Although FDA advisory committees rejected such a voluntary educational campaign last July as too weak to curb abuse, the agency
is adopting this moderate approach as a first step in trying to tackle the problem. Janet Woodcock, director of the FDA Center
for Drug Evaluation and Research (CDER), noted that the agency can require drug manufacturers to develop educational materials,
but lacks the authority to control physician prescribing. A limited distribution system for opioids with mandated physician
and patient registration would create an oversight responsibility far beyond FDA's capabilities and generate fierce opposition
from the medical community.
Instead, the Obama administration is asking Congress to enact legislation that mandates training on opioid use for physicians
to obtain the DEA registration number needed to prescribe opioids and other controlled substances. But for now, the educational
component of the national plan is optional for the 600,000 doctors and other health professionals licensed by DEA to prescribe
controlled substances. In 2000, Congress approved the Drug Addiction Treatment Act, which requires 8 hours of special training
for physicians to prescribe and dispense buprenorphine (Subutex and Suboxone) for treating opioid addiction, but this involves
much more limited drug use and far fewer physicians. The prospect of additional Congressional action in the near future is
fairly dim because both the medical pain-management community and pharmaceutical industry oppose mandatory training or other
initiatives that could limit access to pain medications.

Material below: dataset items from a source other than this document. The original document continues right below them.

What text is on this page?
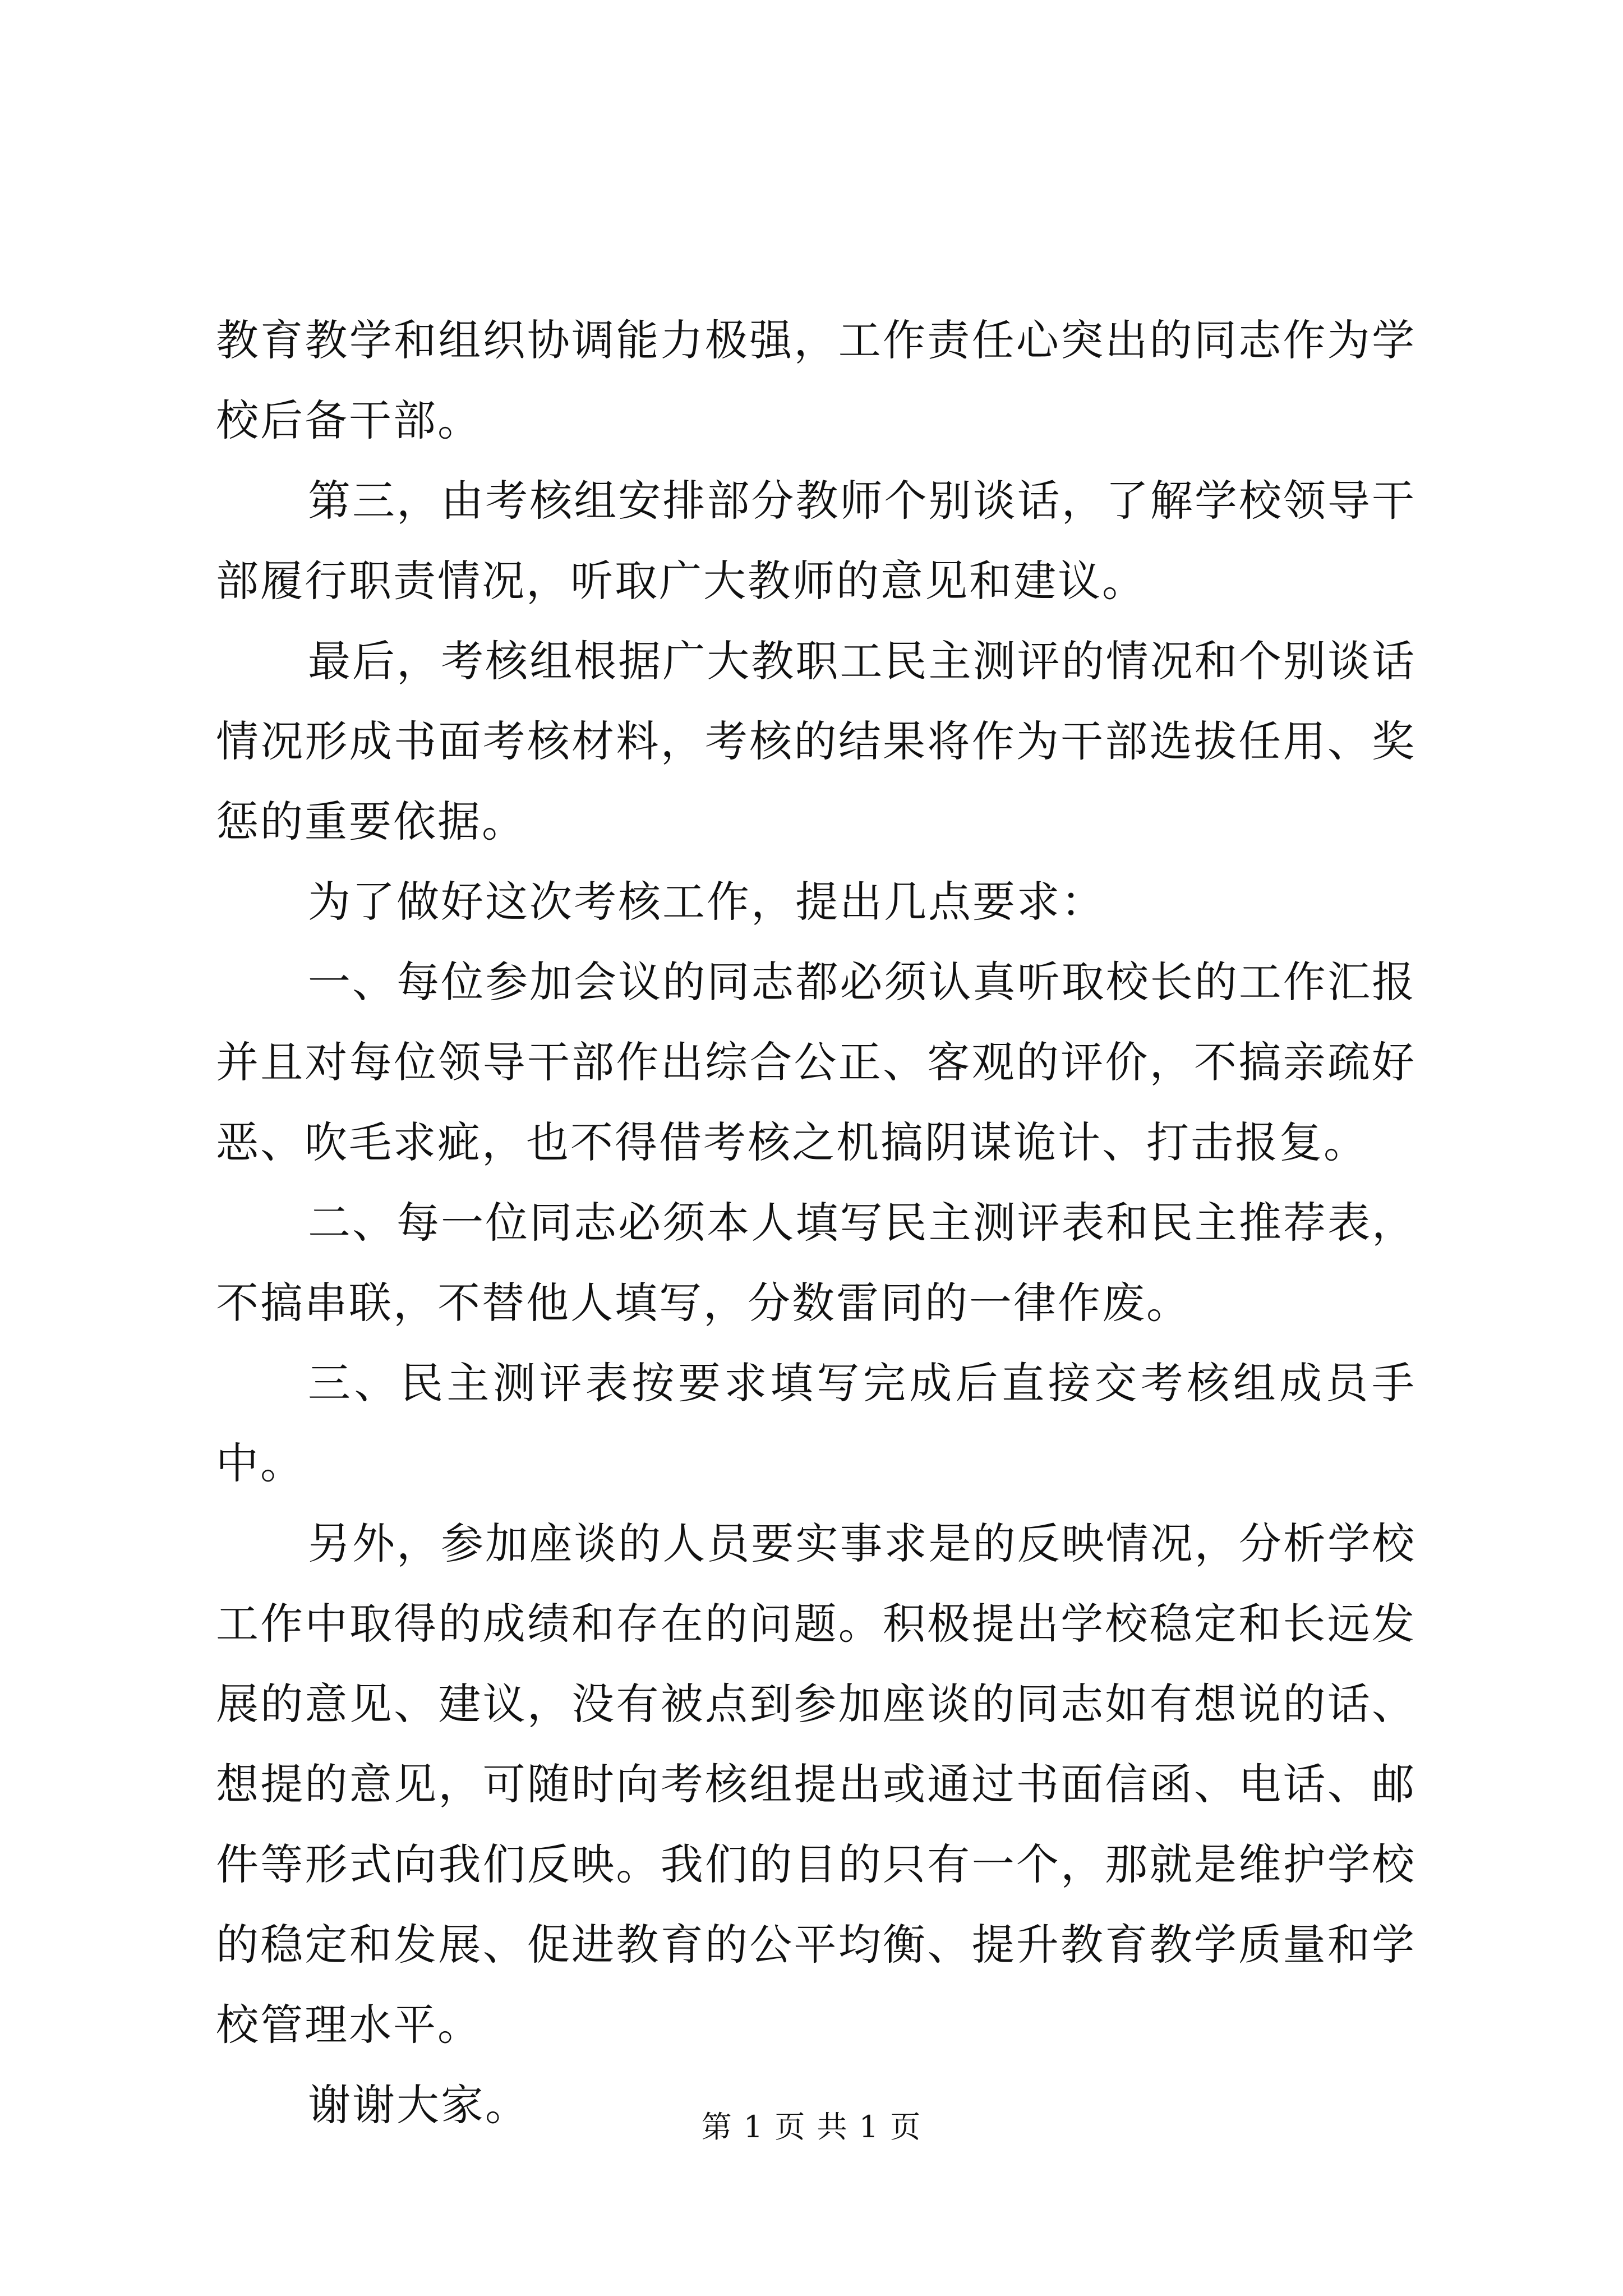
教育教学和组织协调能力极强，工作责任心突出的同志作为学校后备干部。

第三，由考核组安排部分教师个别谈话，了解学校领导干部履行职责情况，听取广大教师的意见和建议。

最后，考核组根据广大教职工民主测评的情况和个别谈话情况形成书面考核材料，考核的结果将作为干部选拔任用、奖惩的重要依据。

为了做好这次考核工作，提出几点要求：

一、每位参加会议的同志都必须认真听取校长的工作汇报并且对每位领导干部作出综合公正、客观的评价，不搞亲疏好恶、吹毛求疵，也不得借考核之机搞阴谋诡计、打击报复。

二、每一位同志必须本人填写民主测评表和民主推荐表，不搞串联，不替他人填写，分数雷同的一律作废。

三、民主测评表按要求填写完成后直接交考核组成员手中。

另外，参加座谈的人员要实事求是的反映情况，分析学校工作中取得的成绩和存在的问题。积极提出学校稳定和长远发展的意见、建议，没有被点到参加座谈的同志如有想说的话、想提的意见，可随时向考核组提出或通过书面信函、电话、邮件等形式向我们反映。我们的目的只有一个，那就是维护学校的稳定和发展、促进教育的公平均衡、提升教育教学质量和学校管理水平。

谢谢大家。	第 1 页 共 1 页
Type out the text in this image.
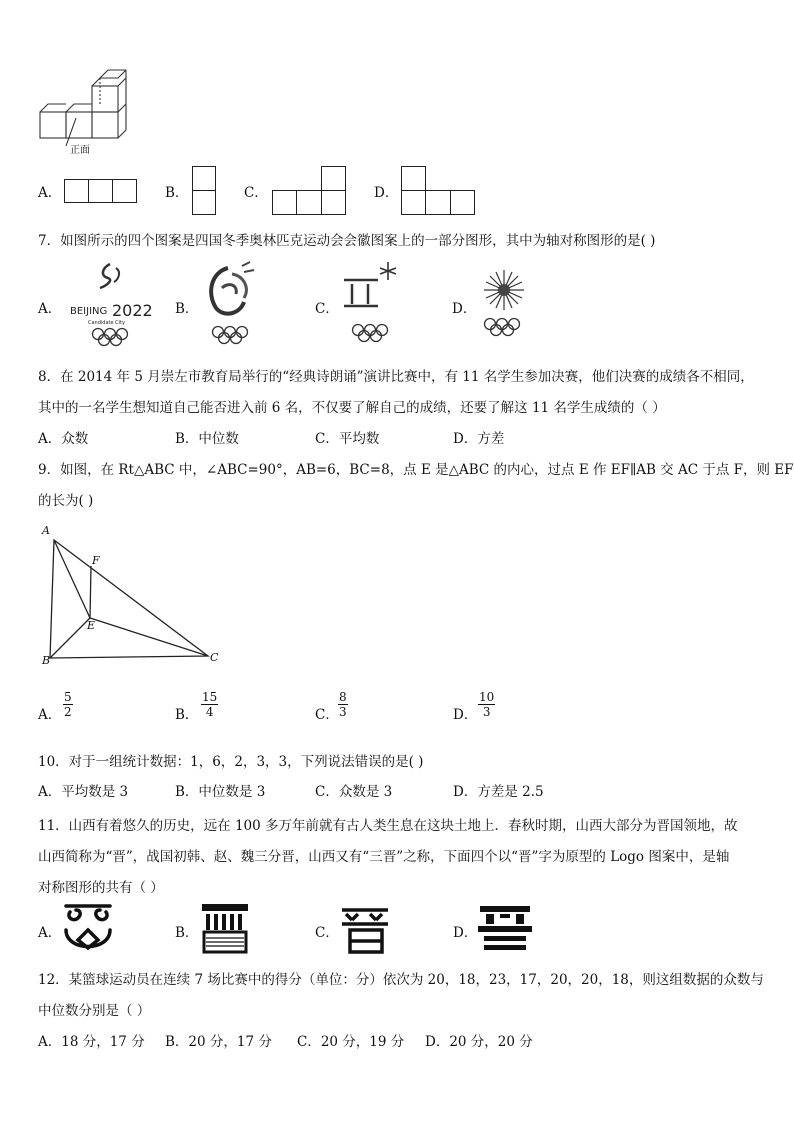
正面
A．	B．	C．	D．
7．如图所示的四个图案是四国冬季奥林匹克运动会会徽图案上的一部分图形，其中为轴对称图形的是( )
A． BEIJING 2022
Candidate City
B．	C．	D．
8．在 2014 年 5 月崇左市教育局举行的“经典诗朗诵”演讲比赛中，有 11 名学生参加决赛，他们决赛的成绩各不相同，
其中的一名学生想知道自己能否进入前 6 名，不仅要了解自己的成绩，还要了解这 11 名学生成绩的（ ）
A．众数	B．中位数	C．平均数	D．方差
9．如图，在 Rt△ABC 中，∠ABC=90°，AB=6，BC=8，点 E 是△ABC 的内心，过点 E 作 EF∥AB 交 AC 于点 F，则 EF
的长为( )
A
F
E
B	C
A．
5
2	B．
15
4	C．
8
3	D．
10
3
10．对于一组统计数据：1，6，2，3，3，下列说法错误的是( )
A．平均数是 3	B．中位数是 3	C．众数是 3	D．方差是 2.5
11．山西有着悠久的历史，远在 100 多万年前就有古人类生息在这块土地上．春秋时期，山西大部分为晋国领地，故
山西简称为“晋”，战国初韩、赵、魏三分晋，山西又有“三晋”之称，下面四个以“晋”字为原型的 Logo 图案中，是轴
对称图形的共有（ ）
A．	B．	C．	D．
12．某篮球运动员在连续 7 场比赛中的得分（单位：分）依次为 20，18，23，17，20，20，18，则这组数据的众数与
中位数分别是（ ）
A．18 分，17 分 B．20 分，17 分 C．20 分，19 分 D．20 分，20 分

At the same time, drug-abuse groups would like to expand the scope of the REMS to include immediate-release pain medications,
such as short-acting Vicodin (hydrocodone), which is the most widely prescribed drug in the US (131 million prescriptions
were written for Vicodin in 2010, according to IMS Health). The current program is limited to extended-release opioids, such
as hydromorphone, morphine, oxycodone, oxymorphone, and tapentadol, because these drugs contain a stronger dose of active
ingredient and, thus, are more dangerous when abused.
Just how some 16 brand and generic-drug firms will devise a singled shared system for educating prescribers and patients and
for monitoring the program's impact is unclear. While components of the educational materials and Medication Guides will apply
to all drugs in the class, each manufacturer also will have to provide drug-specific information. A common approach for assessing
the effectiveness of the REMS will involve independent audits of training quality, evaluation of providers' understanding
of opioid risks, and a broader surveillance plan to detect misuse, abuse, overdose, addiction, and death resulting from specific
CDER's Office of Surveillance and Epidemiology may play a role by tapping data bases on prescribing, emergency room visits
and other indicators that could help evaluate the program's impact. In the end, all affected manufacturers may submit a similar
REMS to FDA, with appendices on their specific drug. FDA wants to receive the industry REMS plan by fall 2011 so that the
program can go into effect in early 2012.
The ultimate solution to the opioid misuse problem is for manufacturers to formulate pain killers more resistant to abuse.
The White House plan calls on FDA and the National Institute on Drug Abuse (NIDA) to collaborate on research for developing
and testing abuse-deterrent formulations, as well as pain therapies less attractive to nonmedical users. FDA also is charged
with issuing guidance in two years on developing and testing such products and on ways to assess performance in the real world.
Clearer standards for studying tamper-resistance and for conducting clinical trials would be useful to manufacturers developing
medicines with anti-abuse features, according to the Pharmaceutical Research and Manufacturers of America (PhRMA), which testified
before an April 2011 Energy & Commerce subcommittee hearing on combating prescription drug abuse. PhRMA also noted the importance
of obtaining adequate reimbursement and coverage for addiction treatments.
In fact, formulating abuse-resistant products can be challenging. King Pharmaceuticals (now part of Pfizer) had to recall
painkiller Embeda (morphine/naltrexone) several times after it was approved in 2009 due to stability and dissolution problems
related to its anti-abuse formulation; apparently it may not return to the market. Purdue Pharma's extended-release Palladone
(hydromorphone) was associated with serious adverse events and pulled in 2005. Pain Therapeutics is developing abuse resistant
Remoxy as a substitute for oxycodone. To demonstrate that its unattractive taste and texture will discourage abuse, the company
designed a clinical study to document lower "drug liking" by potential abusers, which it hopes will pass muster with FDA.